Aiming to bring the largest and most diverse group of classmates back for Reunion, Adelman worked hard to give invitations a personal touch.
"One piece that makes a Reunion successful is personal outreach," she explains. "It's not me, the chair, sending a note to my class through the system. It's not an email. It's not even the newsletter. It's me calling my friend in Weston and saying, 'I noticed you're not on the list, and I would love it if you were there.'"
Class of 2005: Looking to Set a Reunion Record
Attendance is also a top priority for the Class of 2005, which has set its sights on dethroning the Class of 2004 as the most well-represented fifth-year Reunion class in Dartmouth history. Last year, the '04s broke two long-standing records, bringing 471 alumni and 525 people overall back to campus for their fifth-year Reunion.

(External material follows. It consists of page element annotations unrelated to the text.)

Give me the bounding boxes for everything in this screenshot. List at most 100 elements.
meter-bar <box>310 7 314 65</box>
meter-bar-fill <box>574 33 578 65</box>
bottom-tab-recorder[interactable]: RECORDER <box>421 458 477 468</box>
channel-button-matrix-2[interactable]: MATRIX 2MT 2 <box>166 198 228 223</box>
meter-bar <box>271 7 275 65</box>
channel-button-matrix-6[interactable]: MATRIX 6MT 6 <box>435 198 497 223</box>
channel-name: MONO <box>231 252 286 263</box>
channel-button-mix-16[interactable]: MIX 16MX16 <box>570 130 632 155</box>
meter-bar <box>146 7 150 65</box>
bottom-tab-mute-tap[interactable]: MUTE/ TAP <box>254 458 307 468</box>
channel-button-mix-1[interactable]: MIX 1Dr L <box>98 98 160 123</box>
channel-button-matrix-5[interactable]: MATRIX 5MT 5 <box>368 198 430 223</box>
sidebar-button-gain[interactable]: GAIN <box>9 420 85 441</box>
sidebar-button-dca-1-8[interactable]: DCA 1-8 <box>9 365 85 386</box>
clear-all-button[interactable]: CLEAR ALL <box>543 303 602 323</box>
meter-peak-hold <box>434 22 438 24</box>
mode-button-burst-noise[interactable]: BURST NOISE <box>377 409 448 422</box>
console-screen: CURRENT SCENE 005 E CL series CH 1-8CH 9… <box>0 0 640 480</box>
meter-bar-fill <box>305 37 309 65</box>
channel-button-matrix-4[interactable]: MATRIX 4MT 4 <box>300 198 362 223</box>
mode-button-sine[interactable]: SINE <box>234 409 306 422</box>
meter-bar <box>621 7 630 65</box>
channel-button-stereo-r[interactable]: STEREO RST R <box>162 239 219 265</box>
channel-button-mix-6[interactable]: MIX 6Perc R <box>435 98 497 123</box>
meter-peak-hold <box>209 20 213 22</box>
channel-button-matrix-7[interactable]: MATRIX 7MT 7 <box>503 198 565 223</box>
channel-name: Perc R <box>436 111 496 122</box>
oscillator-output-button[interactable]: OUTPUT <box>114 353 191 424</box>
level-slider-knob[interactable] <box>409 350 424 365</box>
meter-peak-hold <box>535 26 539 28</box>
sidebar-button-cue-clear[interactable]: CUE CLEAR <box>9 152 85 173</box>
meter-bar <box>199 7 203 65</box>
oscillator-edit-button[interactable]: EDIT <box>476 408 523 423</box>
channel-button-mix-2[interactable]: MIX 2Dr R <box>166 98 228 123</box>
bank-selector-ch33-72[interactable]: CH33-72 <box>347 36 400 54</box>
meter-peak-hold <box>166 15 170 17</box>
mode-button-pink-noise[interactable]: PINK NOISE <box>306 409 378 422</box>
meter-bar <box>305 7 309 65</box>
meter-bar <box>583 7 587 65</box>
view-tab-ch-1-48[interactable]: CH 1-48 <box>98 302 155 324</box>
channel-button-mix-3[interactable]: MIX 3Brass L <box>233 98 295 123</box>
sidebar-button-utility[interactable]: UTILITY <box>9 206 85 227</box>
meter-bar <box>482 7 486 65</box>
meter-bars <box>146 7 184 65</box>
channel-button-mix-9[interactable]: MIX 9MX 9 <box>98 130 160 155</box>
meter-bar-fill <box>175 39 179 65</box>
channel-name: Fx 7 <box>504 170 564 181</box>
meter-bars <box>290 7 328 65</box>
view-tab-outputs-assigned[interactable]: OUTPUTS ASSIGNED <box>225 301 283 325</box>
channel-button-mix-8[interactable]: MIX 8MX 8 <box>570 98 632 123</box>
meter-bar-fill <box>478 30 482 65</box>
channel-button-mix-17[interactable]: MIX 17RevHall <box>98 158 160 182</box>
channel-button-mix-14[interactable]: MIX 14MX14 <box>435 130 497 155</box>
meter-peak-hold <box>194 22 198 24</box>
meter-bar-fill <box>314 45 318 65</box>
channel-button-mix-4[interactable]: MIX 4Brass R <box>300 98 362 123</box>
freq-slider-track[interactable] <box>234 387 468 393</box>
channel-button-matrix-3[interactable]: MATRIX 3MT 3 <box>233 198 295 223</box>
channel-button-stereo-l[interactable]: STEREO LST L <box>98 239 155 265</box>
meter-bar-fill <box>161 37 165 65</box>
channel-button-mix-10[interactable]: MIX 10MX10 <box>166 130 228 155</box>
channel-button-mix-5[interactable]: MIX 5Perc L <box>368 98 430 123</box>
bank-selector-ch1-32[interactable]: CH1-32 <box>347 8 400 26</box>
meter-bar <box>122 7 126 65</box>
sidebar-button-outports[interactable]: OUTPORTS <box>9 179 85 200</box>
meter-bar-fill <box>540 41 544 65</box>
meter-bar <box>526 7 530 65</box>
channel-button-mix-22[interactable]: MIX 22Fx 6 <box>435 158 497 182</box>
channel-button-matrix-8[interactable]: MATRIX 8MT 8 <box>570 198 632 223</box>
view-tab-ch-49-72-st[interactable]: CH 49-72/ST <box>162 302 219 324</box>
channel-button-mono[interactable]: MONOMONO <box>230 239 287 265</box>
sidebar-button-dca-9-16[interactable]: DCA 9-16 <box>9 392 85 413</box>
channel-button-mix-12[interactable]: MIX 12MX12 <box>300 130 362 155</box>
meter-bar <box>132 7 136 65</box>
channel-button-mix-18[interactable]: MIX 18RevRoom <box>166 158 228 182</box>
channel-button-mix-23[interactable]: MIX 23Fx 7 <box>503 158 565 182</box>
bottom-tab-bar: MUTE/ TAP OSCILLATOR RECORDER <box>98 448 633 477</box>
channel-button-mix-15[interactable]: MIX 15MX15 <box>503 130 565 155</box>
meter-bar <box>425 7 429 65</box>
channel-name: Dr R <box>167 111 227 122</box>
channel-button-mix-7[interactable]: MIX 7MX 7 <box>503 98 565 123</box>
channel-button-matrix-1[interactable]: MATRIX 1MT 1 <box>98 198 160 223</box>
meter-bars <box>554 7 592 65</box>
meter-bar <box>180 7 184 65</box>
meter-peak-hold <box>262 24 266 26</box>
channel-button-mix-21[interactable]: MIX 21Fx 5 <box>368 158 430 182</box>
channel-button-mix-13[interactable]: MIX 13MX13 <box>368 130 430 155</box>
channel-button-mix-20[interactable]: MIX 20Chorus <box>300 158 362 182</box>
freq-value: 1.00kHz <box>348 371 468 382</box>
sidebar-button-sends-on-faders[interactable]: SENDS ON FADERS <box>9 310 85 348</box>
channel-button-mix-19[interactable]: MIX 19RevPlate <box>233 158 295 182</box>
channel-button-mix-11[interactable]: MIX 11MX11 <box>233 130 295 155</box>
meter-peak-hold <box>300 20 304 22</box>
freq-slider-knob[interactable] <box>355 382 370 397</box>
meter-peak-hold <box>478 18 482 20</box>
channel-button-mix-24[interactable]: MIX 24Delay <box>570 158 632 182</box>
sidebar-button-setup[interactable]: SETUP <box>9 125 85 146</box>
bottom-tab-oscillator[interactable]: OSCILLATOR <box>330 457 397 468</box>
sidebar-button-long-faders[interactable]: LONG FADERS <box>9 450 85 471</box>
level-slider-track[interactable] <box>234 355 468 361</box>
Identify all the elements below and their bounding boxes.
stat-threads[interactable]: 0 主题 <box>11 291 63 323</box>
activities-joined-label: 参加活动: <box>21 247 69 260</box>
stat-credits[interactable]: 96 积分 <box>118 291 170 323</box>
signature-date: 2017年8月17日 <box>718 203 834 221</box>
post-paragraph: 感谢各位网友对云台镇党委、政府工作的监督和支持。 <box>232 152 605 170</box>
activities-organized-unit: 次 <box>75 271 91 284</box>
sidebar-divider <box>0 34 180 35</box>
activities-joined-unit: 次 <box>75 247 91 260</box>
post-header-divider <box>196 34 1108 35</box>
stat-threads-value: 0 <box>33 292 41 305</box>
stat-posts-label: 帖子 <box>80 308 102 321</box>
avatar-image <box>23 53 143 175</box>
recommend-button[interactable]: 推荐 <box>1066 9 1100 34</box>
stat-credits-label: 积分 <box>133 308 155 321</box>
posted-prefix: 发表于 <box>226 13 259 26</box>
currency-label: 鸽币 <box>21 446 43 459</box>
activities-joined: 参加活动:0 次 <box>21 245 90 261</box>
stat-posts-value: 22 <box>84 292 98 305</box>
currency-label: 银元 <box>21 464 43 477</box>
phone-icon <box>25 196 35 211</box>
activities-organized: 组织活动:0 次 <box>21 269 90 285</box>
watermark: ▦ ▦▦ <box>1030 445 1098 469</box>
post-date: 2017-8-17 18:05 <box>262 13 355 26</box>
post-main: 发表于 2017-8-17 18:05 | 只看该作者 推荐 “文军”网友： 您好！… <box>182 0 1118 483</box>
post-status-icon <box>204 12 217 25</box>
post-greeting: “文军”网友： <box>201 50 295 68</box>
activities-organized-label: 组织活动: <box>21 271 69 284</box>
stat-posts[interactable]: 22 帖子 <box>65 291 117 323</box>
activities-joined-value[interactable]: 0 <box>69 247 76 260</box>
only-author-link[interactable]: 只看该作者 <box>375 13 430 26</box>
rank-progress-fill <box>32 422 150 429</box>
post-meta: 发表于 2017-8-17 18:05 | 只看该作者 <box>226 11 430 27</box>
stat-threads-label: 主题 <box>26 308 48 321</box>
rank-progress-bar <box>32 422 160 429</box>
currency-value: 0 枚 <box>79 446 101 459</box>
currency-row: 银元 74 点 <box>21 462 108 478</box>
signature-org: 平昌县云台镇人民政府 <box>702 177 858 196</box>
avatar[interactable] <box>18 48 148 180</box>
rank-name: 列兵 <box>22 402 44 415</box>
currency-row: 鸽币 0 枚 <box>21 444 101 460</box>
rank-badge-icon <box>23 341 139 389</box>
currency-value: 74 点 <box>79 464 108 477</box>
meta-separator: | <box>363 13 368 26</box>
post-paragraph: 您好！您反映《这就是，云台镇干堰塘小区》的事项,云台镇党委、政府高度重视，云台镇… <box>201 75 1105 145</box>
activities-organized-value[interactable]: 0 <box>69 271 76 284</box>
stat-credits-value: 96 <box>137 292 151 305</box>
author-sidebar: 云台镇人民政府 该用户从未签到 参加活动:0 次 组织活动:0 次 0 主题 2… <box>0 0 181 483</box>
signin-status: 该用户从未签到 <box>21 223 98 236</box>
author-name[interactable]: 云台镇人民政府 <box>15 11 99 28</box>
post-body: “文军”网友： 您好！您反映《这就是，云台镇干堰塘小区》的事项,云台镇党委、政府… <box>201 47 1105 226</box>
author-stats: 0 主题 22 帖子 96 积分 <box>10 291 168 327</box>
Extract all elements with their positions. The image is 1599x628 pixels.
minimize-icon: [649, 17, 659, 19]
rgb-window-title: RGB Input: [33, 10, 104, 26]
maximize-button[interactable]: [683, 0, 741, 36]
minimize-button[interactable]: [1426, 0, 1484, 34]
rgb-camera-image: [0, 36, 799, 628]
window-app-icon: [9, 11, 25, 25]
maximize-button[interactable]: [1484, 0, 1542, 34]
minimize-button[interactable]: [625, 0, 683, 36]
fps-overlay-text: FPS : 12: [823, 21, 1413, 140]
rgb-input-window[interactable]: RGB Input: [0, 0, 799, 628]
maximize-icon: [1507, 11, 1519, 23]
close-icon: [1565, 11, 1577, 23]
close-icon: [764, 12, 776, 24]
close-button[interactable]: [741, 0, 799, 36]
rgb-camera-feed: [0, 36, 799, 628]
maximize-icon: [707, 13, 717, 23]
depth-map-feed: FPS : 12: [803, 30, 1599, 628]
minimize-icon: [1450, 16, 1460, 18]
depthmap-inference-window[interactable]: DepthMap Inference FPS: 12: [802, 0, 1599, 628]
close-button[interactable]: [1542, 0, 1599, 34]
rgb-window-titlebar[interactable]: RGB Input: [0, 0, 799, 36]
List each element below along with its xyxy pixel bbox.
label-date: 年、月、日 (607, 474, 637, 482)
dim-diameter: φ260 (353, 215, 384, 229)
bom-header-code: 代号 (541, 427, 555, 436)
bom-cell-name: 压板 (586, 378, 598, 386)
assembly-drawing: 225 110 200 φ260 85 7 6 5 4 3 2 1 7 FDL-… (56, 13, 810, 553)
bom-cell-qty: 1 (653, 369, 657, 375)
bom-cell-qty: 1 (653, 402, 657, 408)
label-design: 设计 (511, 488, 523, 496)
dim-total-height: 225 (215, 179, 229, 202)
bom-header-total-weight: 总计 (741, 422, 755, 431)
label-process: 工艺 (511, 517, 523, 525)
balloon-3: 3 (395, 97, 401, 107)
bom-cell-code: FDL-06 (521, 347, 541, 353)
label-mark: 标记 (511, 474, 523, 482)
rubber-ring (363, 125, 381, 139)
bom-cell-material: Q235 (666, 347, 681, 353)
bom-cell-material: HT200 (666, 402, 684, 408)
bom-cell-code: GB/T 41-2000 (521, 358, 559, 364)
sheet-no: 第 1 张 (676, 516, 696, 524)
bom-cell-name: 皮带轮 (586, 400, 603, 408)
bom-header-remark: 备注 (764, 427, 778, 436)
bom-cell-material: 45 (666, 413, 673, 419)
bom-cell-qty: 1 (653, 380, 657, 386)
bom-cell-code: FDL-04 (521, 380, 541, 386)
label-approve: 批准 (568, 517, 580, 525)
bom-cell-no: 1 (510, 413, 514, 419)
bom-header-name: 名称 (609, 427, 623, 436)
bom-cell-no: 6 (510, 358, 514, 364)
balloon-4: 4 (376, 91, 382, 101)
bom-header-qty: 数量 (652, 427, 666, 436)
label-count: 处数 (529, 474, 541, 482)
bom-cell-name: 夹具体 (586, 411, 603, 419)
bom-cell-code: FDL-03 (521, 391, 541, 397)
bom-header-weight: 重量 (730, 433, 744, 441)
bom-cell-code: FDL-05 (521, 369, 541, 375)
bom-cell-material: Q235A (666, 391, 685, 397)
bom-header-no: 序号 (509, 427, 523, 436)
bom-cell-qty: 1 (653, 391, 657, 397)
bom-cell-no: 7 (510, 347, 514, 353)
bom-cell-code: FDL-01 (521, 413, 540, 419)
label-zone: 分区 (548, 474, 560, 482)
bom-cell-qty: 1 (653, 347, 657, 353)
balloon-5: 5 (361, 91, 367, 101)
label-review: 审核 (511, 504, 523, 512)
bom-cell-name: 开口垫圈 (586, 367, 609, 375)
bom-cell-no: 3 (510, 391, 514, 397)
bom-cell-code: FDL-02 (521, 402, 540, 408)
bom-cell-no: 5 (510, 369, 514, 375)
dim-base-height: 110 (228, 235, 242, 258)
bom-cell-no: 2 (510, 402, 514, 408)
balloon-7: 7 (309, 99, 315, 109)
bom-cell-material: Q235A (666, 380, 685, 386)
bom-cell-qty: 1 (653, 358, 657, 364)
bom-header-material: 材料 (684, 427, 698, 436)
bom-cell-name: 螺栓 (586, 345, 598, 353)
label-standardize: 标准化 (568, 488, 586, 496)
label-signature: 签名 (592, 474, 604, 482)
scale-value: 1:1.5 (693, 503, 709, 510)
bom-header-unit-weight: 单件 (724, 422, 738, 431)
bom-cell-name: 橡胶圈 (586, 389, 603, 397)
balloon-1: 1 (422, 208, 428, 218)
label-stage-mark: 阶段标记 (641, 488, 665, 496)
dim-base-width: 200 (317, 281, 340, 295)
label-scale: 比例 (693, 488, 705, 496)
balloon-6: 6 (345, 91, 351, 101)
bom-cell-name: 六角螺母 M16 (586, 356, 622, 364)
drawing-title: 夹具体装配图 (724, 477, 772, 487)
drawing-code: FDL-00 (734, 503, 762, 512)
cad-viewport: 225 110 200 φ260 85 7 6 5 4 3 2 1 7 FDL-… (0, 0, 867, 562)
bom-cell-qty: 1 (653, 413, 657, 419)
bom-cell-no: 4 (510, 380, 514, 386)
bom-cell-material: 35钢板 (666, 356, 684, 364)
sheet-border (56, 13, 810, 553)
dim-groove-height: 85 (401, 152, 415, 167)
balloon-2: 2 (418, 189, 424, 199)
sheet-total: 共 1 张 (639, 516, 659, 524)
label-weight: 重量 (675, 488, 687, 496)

"We're doing our best to break these records and set the bar high for the Class of 2006," says Kyle Polite '05, chair of the Reunion Programming Committee. "We've hosted Reunion kick-off events in six cities, held an iPod Touch raffle for the first 100 Reunion registrations, and worked hard to make our Reunion as affordable as possible." He thinks the 2005 Reunion fee "may be the lowest of a five-year Reunion in a very long time."
In addition to dance parties and other events, the Class of 2005 will host a send-off for the student crew of the Big Green Bus. Now widely known, this eco-education bus was started by students in the Class of 2005. Outfitted with solar panels, grease filters, and bamboo flooring, the bus is set to depart for its annual cross-country, educational tour on the first day of the '05 reunion.
"We're excited to host a send-off for this year's crew," Polite says. "We look forward to meeting them, seeing the updated and improved 2010 bus, and sending them off with our best wishes for a safe, successful, and exciting trip."
Brittany Coombs '10 is the Web writing intern in the Alumni Relations Office.